O królestwie protistów powinnam napisać już w zeszłym tygodniu. Powinnam też opisać (a wcześniej zrobić) 2 część zabaw z bakteriami. Powinnam... Takie były plany. Niestety jak to w życiu bywa nie wszystko idzie zawsze zgodnie z planem. Kilka spraw stanęło mi na drodze, dodatkowo od kilku dni nasz ukochany króliczek jest chory, walczymy o jego życie.
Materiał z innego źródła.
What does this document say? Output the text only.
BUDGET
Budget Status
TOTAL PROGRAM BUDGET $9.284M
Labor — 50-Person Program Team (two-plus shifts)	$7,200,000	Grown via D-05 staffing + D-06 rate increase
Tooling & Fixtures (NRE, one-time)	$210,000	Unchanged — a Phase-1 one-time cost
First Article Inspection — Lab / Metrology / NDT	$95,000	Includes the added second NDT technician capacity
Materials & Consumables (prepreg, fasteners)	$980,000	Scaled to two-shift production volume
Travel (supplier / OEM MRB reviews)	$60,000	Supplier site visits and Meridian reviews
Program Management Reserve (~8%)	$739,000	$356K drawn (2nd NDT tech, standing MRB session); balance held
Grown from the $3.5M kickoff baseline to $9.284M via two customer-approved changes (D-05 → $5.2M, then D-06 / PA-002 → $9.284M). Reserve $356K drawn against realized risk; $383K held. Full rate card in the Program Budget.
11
Po pierwszych dniach przerażenia i nieprzespanych nocy zaczynamy powoli widzieć światełko w tunelu. Wierze, że będzie dobrze.
Na protisty miałam trochę inny pomysł, ale zabrakło nam i czasu i tym razem też chęci (mi, bo moja 9-latka zawsze je ma).
Zapraszamy na nasze bardzo skromne tym razem sprawozdanie.
PROTISTY
Czym właściwie są? Zara stwierdziła, że nie ma pojęcia co to jest i nigdy o nich nie słyszała.
Zaczęłyśmy więc od przeczytania książki Rona Arato "Protist".
Zdziwienie było ogromne gdy okazało się, że o wspomnianym królestwie wiemy całkiem sporo!
To ogromna bardzo zróżnicowana grupa ponad 200 000 organizmów, które przybierają setki kształtów, rozmiarów i form. Wiele z nich jest niewidoczne dla ludzkiego oka, ale są też duże gatunki jak np. wodorosty morskie.
Protisty po raz pierwszy odkrył duński naukowiec Anton van Leeuwenhoek. W 1674 roku w kropli wody pod mikroskopem zaobserwował setki maleńkich, ruszających się stworzeń.